6. REPORTING A VULNERABILITY

Reports should be emailed to: security@djenie.com

Include:

  • Affected system or URL
  • Steps to reproduce
  • Expected vs. actual behaviour
  • Severity or potential impact
  • Proof-of-concept (optional)

Anonymous reports are accepted.

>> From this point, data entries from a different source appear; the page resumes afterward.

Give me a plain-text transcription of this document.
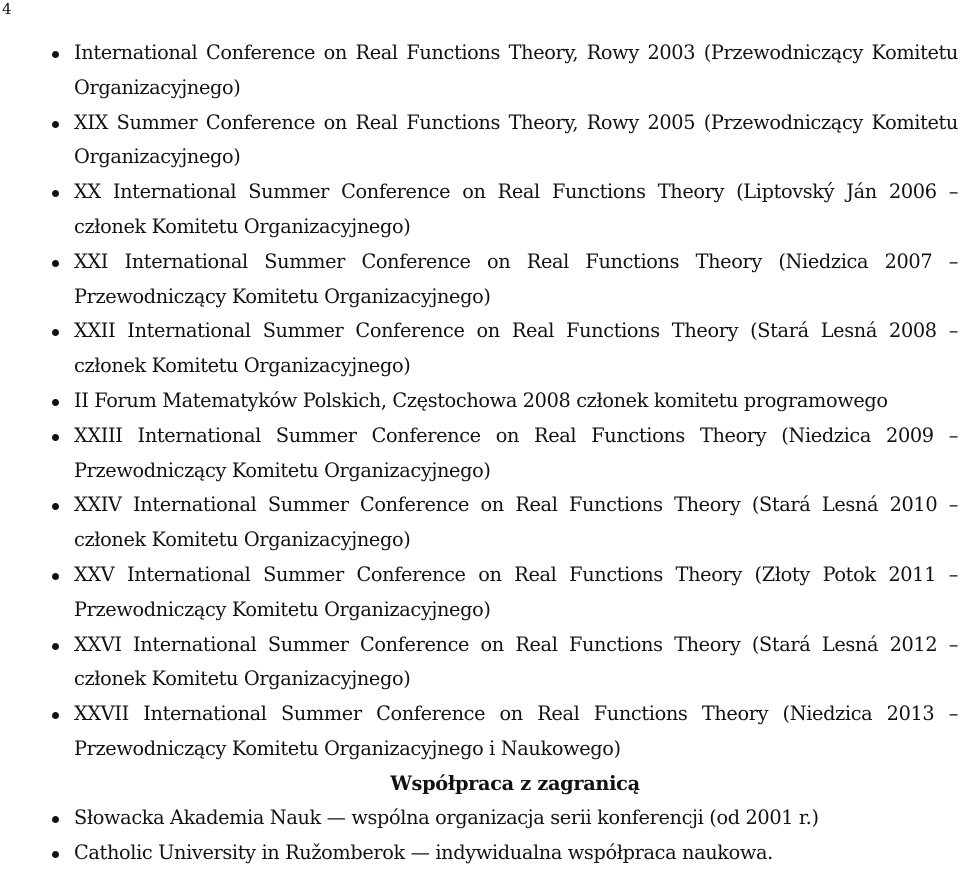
4
International Conference on Real Functions Theory, Rowy 2003 (Przewodniczący Komitetu Organizacyjnego)
XIX Summer Conference on Real Functions Theory, Rowy 2005 (Przewodniczący Komitetu Organizacyjnego)
XX International Summer Conference on Real Functions Theory (Liptovský Ján 2006 – członek Komitetu Organizacyjnego)
XXI International Summer Conference on Real Functions Theory (Niedzica 2007 – Przewodniczący Komitetu Organizacyjnego)
XXII International Summer Conference on Real Functions Theory (Stará Lesná 2008 – członek Komitetu Organizacyjnego)
II Forum Matematyków Polskich, Częstochowa 2008 członek komitetu programowego
XXIII International Summer Conference on Real Functions Theory (Niedzica 2009 – Przewodniczący Komitetu Organizacyjnego)
XXIV International Summer Conference on Real Functions Theory (Stará Lesná 2010 – członek Komitetu Organizacyjnego)
XXV International Summer Conference on Real Functions Theory (Złoty Potok 2011 – Przewodniczący Komitetu Organizacyjnego)
XXVI International Summer Conference on Real Functions Theory (Stará Lesná 2012 – członek Komitetu Organizacyjnego)
XXVII International Summer Conference on Real Functions Theory (Niedzica 2013 – Przewodniczący Komitetu Organizacyjnego i Naukowego)
Współpraca z zagranicą
Słowacka Akademia Nauk — wspólna organizacja serii konferencji (od 2001 r.)
Catholic University in Ružomberok — indywidualna współpraca naukowa.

Encrypted channels available on request.

7. RESPONSE PROCESS (ISO-ALIGNED)

Djenie will:

  • Acknowledge valid reports within 5 business days
  • Classify severity within 10 business days
  • Provide remediation plans for high-severity issues within 20 business days
  • Resolve issues based on CVSS severity
  • Notify researchers upon remediation

If third-party vendors introduce delays, Djenie will communicate expected timelines and coordinate external disclosure.

8. RECOGNITION

At Djenie’s discretion, researchers may receive:

  • Public acknowledgment (with consent)
  • Non-financial recognition for impactful reporting

No financial rewards are offered.

9. RESEARCHER EXPECTATIONS

Researchers must not:

  • Publicly disclose vulnerabilities prior to coordinated release
  • Modify, delete, or copy data
  • Degrade service performance
  • Attempt privilege escalation beyond minimal reproduction
  • Perform phishing/social engineering

10. PUBLIC DISCLOSURE WINDOW

Researchers may publicly disclose:

  • After Djenie confirms remediation, OR
  • 90 days after acknowledgement if the issue is unresolved, unless a mutually agreed extension is provided.

11. THIRD-PARTY COMPONENTS

If a vulnerability involves an external vendor:

  • Djenie will coordinate with the vendor
  • Timelines will be shared transparently
  • Djenie will support safe, responsible disclosure paths

12. PRIVACY, DATA HANDLING & STORAGE

Reports and associated logs are:

  • Encrypted at rest
  • Accessible only on a least-privilege basis
  • Retained only for the minimum period necessary for remediation and audit

13. CONTACT

Security Team — security@djenie.com
Djenie, Brisbane, Australia

VERSION CONTROL & GOVERNANCE

Version: 3.0 — Ultra-Final (Djenie Edition)
Effective Date: 1 January 2025
Approval: Chief Executive Officer, Djenie
Change Summary: Complete rewrite for Djenie context; replaced Cushi systems with SMS v2; updated Safe Harbour boundaries; aligned to Djenie governance and security posture.
Review Cycle: Annual or earlier if required.